The third annual Westwood National Night Out held Aug. 5 at Westwood Park was a colorful celebration of the neighborhood’s diverse cultural heritage and community spirit. It was part of the 31st National Night Out, sponsored by the National Association of Town Watch. According to NATW’s website, the events are designed to promote police and community partnership and neighborhood camaraderie.
“National night out was a program that was started a number of years ago and the idea was to try to get people from the community to meet together and get to know each other,” said Denver Police Department District 4 Commander, William Nagle. “The community is generally safer if you know your neighbor.”
National Night Out is held on the first Tuesday in August. NATW says the events have grown to include more than 37 million people in more than 16,000 communities.
MSU Denver’s Journey Through Our Heritage’s Aztec dance group, Huitzilopotchtli (hummingbird on the left) opened the festivities and offered prayers in the four directions for the community, amid the insistent beating of drums and the rhythm of hueceras around the dancers ankles.
Dr.

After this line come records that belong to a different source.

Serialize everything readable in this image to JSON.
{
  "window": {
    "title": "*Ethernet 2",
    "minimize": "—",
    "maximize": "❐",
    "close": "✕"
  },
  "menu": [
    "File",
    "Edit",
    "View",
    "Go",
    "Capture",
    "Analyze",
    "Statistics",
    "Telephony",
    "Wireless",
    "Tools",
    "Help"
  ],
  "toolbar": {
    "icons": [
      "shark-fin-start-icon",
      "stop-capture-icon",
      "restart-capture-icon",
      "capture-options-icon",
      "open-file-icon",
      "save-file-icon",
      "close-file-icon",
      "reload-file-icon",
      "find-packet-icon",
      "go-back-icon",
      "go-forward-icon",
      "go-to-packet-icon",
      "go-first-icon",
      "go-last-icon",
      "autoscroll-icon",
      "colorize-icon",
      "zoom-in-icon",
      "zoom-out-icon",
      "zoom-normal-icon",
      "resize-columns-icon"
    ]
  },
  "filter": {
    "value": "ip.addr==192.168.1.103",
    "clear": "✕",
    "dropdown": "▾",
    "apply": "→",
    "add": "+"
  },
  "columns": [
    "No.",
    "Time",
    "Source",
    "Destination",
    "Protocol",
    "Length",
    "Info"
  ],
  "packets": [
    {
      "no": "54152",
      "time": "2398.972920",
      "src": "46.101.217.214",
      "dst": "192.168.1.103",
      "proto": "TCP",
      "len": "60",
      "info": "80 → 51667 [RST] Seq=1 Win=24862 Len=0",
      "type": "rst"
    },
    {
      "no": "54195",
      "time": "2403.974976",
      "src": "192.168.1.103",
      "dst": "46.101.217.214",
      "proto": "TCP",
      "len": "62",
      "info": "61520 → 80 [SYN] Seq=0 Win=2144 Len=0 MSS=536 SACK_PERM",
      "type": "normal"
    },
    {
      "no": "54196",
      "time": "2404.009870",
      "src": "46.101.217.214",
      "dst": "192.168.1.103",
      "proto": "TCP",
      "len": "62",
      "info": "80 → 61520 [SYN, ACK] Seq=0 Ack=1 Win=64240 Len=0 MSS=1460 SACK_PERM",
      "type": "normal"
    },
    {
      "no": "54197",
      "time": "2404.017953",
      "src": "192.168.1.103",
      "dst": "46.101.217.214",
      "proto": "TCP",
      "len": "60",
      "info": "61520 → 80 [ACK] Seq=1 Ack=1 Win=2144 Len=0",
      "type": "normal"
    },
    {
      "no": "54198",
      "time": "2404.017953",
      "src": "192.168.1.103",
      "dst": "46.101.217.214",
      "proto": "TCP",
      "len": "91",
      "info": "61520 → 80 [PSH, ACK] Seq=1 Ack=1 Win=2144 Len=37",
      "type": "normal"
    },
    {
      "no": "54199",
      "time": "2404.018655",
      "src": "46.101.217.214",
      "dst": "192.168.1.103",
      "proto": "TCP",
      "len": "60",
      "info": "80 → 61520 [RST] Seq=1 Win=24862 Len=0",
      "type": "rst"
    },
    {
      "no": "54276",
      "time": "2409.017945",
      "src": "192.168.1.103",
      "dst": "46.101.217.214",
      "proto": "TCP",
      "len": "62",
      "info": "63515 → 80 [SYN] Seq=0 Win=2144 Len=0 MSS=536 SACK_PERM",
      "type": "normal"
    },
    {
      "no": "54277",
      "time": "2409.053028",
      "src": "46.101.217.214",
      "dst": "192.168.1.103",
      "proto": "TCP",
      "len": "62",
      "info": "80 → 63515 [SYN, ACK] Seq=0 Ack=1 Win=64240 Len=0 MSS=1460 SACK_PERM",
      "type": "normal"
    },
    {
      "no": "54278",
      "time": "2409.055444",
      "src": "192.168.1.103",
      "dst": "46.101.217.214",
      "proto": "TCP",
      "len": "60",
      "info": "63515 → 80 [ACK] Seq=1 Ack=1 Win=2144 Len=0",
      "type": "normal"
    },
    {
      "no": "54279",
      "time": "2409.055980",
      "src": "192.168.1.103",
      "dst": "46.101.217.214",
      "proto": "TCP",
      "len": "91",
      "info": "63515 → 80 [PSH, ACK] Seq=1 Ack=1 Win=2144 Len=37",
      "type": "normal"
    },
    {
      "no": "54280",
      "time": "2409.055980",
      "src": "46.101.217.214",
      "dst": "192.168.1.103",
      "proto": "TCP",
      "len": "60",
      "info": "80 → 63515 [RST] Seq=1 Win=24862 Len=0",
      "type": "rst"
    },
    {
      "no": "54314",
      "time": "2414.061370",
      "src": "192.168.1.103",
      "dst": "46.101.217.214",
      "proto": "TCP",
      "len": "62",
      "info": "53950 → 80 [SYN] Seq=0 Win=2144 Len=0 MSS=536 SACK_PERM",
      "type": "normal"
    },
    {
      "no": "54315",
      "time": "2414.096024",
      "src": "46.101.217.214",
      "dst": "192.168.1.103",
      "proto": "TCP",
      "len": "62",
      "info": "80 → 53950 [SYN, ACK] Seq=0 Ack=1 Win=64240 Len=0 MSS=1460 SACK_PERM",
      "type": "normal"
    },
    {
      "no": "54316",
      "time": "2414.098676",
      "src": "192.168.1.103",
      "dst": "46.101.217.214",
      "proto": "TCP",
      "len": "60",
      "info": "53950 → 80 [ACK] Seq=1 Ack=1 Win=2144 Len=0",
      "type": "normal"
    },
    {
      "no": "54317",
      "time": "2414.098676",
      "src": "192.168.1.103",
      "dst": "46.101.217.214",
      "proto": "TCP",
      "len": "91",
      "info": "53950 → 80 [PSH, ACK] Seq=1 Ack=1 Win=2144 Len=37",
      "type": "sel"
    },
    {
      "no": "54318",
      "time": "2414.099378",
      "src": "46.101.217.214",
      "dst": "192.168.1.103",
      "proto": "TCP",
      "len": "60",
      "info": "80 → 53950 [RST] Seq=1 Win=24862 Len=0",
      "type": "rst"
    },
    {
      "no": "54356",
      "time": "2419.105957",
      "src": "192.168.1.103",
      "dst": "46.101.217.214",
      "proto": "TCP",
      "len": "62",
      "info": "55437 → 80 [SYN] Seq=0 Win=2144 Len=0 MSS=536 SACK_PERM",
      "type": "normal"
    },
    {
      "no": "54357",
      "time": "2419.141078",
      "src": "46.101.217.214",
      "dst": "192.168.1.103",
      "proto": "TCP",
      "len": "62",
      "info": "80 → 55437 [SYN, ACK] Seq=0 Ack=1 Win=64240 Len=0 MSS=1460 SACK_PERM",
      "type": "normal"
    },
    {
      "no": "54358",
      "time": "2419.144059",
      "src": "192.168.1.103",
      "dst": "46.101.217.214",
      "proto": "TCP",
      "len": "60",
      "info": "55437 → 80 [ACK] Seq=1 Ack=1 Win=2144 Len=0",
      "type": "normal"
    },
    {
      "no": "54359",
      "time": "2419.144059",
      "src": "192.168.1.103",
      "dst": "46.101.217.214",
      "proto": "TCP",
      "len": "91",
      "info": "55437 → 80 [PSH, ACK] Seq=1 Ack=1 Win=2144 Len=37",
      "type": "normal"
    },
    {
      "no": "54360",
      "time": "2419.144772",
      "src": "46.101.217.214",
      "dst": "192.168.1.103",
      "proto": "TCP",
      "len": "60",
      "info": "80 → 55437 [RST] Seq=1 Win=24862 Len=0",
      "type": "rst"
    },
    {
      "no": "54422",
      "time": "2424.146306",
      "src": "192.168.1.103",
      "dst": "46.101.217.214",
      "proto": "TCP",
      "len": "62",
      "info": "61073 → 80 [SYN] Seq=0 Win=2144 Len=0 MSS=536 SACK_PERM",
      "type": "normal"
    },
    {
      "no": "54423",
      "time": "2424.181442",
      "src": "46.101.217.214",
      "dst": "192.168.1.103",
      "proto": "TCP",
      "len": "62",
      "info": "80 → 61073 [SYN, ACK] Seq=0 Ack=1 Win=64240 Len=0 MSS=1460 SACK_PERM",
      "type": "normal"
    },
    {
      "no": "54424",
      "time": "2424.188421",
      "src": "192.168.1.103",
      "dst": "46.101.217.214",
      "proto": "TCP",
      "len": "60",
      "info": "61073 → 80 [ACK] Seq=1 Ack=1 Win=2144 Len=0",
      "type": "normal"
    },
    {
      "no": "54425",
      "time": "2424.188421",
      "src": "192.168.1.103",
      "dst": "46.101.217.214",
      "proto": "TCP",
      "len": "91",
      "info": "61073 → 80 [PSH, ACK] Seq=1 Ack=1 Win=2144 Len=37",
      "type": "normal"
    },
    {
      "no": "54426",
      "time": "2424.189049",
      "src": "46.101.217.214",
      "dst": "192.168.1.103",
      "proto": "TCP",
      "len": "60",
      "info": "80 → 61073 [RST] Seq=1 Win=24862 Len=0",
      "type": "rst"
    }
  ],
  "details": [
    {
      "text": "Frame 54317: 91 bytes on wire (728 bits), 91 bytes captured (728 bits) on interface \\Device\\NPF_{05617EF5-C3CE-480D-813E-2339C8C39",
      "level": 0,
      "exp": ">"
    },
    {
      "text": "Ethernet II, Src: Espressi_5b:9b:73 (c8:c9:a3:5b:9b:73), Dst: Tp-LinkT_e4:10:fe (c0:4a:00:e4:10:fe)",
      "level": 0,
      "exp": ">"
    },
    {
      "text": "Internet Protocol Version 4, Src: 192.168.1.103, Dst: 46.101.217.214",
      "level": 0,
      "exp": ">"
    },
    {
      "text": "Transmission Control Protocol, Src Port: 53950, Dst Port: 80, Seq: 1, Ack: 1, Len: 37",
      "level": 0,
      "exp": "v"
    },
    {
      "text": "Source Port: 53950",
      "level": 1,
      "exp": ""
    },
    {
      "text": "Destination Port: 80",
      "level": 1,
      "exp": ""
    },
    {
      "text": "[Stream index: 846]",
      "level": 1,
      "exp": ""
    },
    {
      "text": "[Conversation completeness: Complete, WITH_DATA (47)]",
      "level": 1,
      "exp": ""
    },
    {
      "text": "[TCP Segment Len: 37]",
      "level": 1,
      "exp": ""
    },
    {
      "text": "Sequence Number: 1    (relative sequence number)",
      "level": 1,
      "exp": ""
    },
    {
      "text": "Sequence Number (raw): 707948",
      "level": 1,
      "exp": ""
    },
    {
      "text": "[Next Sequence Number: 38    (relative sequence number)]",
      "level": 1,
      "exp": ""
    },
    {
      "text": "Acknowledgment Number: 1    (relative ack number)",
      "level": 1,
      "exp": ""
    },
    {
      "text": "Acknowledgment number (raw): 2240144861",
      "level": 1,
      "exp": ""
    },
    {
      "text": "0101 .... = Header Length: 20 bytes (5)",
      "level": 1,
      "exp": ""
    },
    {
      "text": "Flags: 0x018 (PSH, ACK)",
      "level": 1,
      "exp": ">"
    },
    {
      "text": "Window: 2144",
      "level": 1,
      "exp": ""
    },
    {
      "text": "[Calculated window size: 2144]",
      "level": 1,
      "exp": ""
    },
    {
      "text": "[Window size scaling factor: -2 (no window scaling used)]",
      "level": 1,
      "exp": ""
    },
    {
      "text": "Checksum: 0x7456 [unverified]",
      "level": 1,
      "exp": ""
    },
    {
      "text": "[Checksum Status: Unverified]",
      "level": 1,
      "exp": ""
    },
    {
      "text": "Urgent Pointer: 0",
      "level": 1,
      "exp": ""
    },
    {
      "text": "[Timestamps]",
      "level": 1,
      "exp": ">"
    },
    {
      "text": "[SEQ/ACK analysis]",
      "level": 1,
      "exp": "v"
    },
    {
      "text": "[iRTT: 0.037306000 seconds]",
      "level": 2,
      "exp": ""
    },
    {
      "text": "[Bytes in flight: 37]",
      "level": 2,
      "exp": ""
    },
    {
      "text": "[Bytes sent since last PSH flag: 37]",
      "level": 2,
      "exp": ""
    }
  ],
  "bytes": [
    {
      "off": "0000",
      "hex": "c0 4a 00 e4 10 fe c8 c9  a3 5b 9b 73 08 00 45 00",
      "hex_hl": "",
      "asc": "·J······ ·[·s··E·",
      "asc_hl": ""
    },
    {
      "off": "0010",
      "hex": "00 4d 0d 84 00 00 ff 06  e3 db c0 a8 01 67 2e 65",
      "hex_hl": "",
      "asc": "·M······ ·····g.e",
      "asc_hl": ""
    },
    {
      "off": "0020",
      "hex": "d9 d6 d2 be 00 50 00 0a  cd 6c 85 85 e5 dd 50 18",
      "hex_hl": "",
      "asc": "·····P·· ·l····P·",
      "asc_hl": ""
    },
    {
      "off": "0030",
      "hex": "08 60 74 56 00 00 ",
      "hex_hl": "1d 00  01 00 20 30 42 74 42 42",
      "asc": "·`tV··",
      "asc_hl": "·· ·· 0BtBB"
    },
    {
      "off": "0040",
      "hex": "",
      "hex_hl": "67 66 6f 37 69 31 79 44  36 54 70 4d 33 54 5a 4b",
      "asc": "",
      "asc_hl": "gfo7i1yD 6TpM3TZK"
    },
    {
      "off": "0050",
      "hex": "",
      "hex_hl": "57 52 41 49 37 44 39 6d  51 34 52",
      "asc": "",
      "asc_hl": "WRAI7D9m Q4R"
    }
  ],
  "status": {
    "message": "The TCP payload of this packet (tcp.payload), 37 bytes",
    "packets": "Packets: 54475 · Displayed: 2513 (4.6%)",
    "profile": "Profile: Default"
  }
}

Reneé Fajardo, coordinator of JTOH, says the group is involved with all community in Denver and many of their students have roots in Southwest Denver, so the group donated its time to start off the celebration.

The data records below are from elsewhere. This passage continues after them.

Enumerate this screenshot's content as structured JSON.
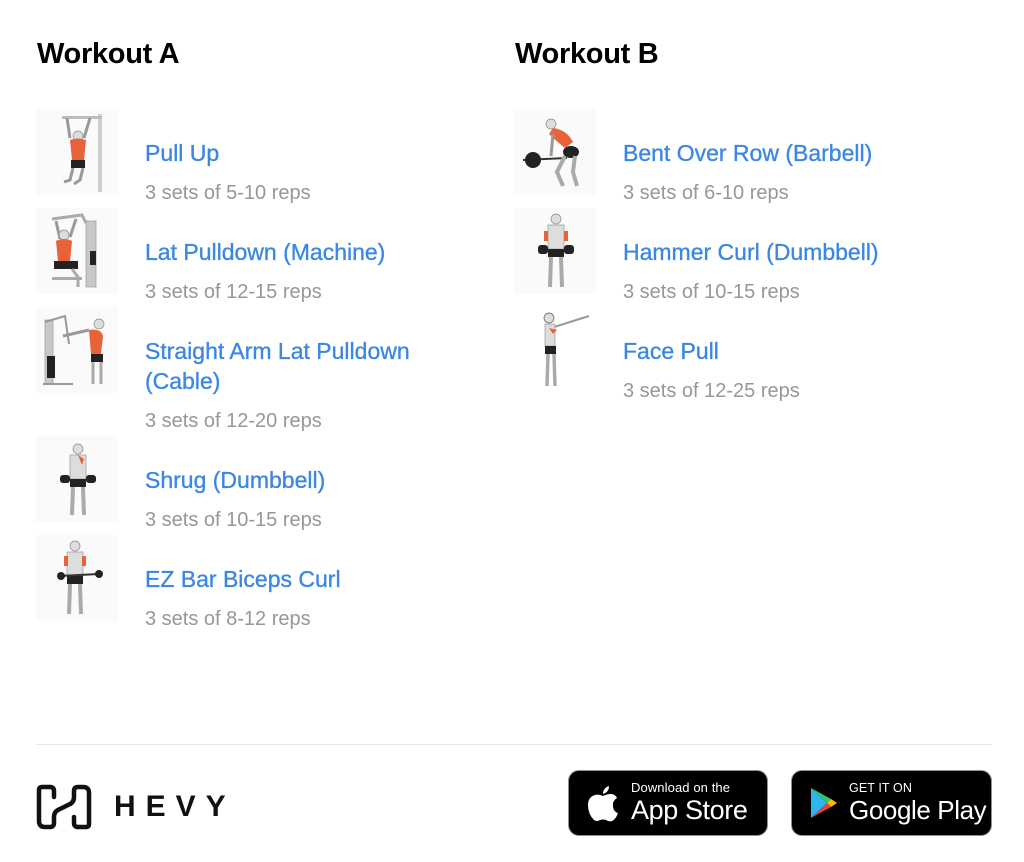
{
  "workouts": [
    {
      "title": "Workout A",
      "exercises": [
        {
          "name": "Pull Up",
          "sets": "3 sets of 5-10 reps",
          "image": "pull-up-illustration"
        },
        {
          "name": "Lat Pulldown (Machine)",
          "sets": "3 sets of 12-15 reps",
          "image": "lat-pulldown-illustration"
        },
        {
          "name": "Straight Arm Lat Pulldown (Cable)",
          "sets": "3 sets of 12-20 reps",
          "image": "straight-arm-pulldown-illustration"
        },
        {
          "name": "Shrug (Dumbbell)",
          "sets": "3 sets of 10-15 reps",
          "image": "dumbbell-shrug-illustration"
        },
        {
          "name": "EZ Bar Biceps Curl",
          "sets": "3 sets of 8-12 reps",
          "image": "ez-bar-curl-illustration"
        }
      ]
    },
    {
      "title": "Workout B",
      "exercises": [
        {
          "name": "Bent Over Row (Barbell)",
          "sets": "3 sets of 6-10 reps",
          "image": "barbell-row-illustration"
        },
        {
          "name": "Hammer Curl (Dumbbell)",
          "sets": "3 sets of 10-15 reps",
          "image": "hammer-curl-illustration"
        },
        {
          "name": "Face Pull",
          "sets": "3 sets of 12-25 reps",
          "image": "face-pull-illustration"
        }
      ]
    }
  ],
  "footer": {
    "brand": "HEVY",
    "app_store": {
      "small": "Download on the",
      "large": "App Store",
      "icon": "apple-icon"
    },
    "google_play": {
      "small": "GET IT ON",
      "large": "Google Play",
      "icon": "google-play-icon"
    }
  },
  "colors": {
    "link_blue": "#3b87e4",
    "muted_gray": "#979797",
    "muscle_highlight": "#e8633a"
  }
}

Before Huitzilopotchtli closed the four directions, they invited the entire community to join them in the friendship dance, where Vietnamese lion dancers joined hands with the Aztec dancers and others to celebrate the diversity of the community.

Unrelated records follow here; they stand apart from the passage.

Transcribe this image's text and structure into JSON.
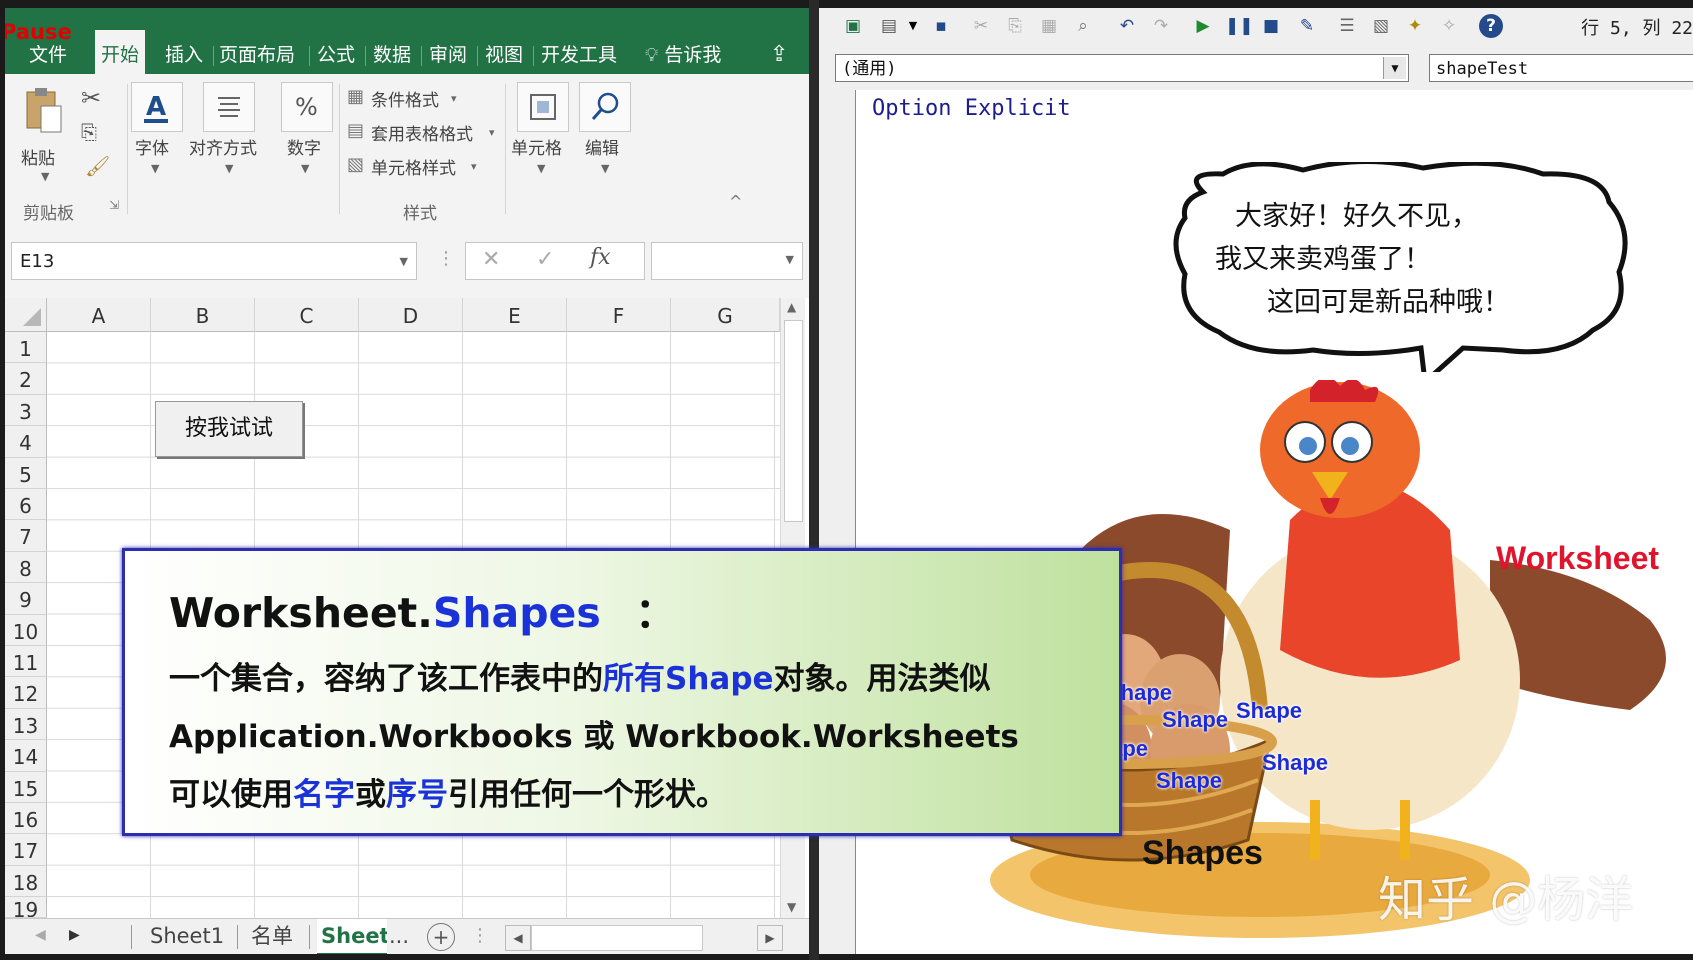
{
  "excel": {
    "pause_label": "Pause",
    "ribbon_tabs": [
      "文件",
      "开始",
      "插入",
      "页面布局",
      "公式",
      "数据",
      "审阅",
      "视图",
      "开发工具",
      "告诉我"
    ],
    "ribbon": {
      "paste": "粘贴",
      "clipboard_group": "剪贴板",
      "font": "字体",
      "alignment": "对齐方式",
      "number": "数字",
      "conditional_format": "条件格式",
      "table_format": "套用表格格式",
      "cell_style": "单元格样式",
      "styles_group": "样式",
      "cells": "单元格",
      "editing": "编辑"
    },
    "name_box": "E13",
    "columns": [
      "A",
      "B",
      "C",
      "D",
      "E",
      "F",
      "G"
    ],
    "rows": [
      "1",
      "2",
      "3",
      "4",
      "5",
      "6",
      "7",
      "8",
      "9",
      "10",
      "11",
      "12",
      "13",
      "14",
      "15",
      "16",
      "17",
      "18",
      "19"
    ],
    "button_label": "按我试试",
    "sheet_tabs": [
      "Sheet1",
      "名单",
      "Sheet"
    ],
    "ellipsis": "..."
  },
  "vbe": {
    "position_readout": "行 5, 列 22",
    "object_combo": "(通用)",
    "procedure_combo": "shapeTest",
    "code_line": "Option Explicit"
  },
  "slide": {
    "title_a": "Worksheet.",
    "title_b": "Shapes",
    "title_c": "：",
    "line1_a": "一个集合，容纳了该工作表中的",
    "line1_b": "所有Shape",
    "line1_c": "对象。用法类似",
    "line2": "Application.Workbooks 或 Workbook.Worksheets",
    "line3_a": "可以使用",
    "line3_b": "名字",
    "line3_c": "或",
    "line3_d": "序号",
    "line3_e": "引用任何一个形状。",
    "speech": [
      "大家好！好久不见，",
      "我又来卖鸡蛋了！",
      "这回可是新品种哦！"
    ],
    "worksheet_label": "Worksheet",
    "egg_label": "Shape",
    "basket_label": "Shapes",
    "watermark": "知乎 @杨洋"
  },
  "colors": {
    "excel_green": "#217346",
    "accent_blue": "#1a32d8",
    "worksheet_red": "#e0142c"
  }
}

Members of the Vietnamese Buddhist Congregation of Colorado’s youth group performed the lion dance, accompanied by drum and cymbals, and cheers from the crowd.
Kasandra Ornelas of Southwest Denver Coalition said their group helped coordinate many other community agencies, sponsors, nonprofit and faith-based organizations, as well as police resources to bring together the event.
Festivities included free food, games for kids, a soccer mini-camp with members of the Colorado Rapids, booths featuring community services, raptors from HawkQuest, the Denver Police Department Crime Lab and the Denver Fire Department.
Nonprofits including Gang Rescue And Support Project offered information on community services they provide. GRASP partners with organizations like the Gang Reduction Initiative of Denver to help build strong communities.
GRID outreach worker, Joe Aragon, said in a beautiful city like Denver, many people may not be aware that gang strongholds exist. Aragon said GRID works to help young people get out of gangs, or if they don’t want to leave, to build productive lives.
“We want to help young people be productive, and to give back instead of just take away,” Aragon said. “That’s really what we’re about.”
The National Night Out event in Westwood was just one of many throughout Denver, and Nagle says it now coincides with Denver Days, which encourages residents to celebrate the spirit of the Mile High City in a range of events citywide.
“It’s a story not about the police, not about fire or anything,” Nagle said, “But it’s about the community – the communities coming together.”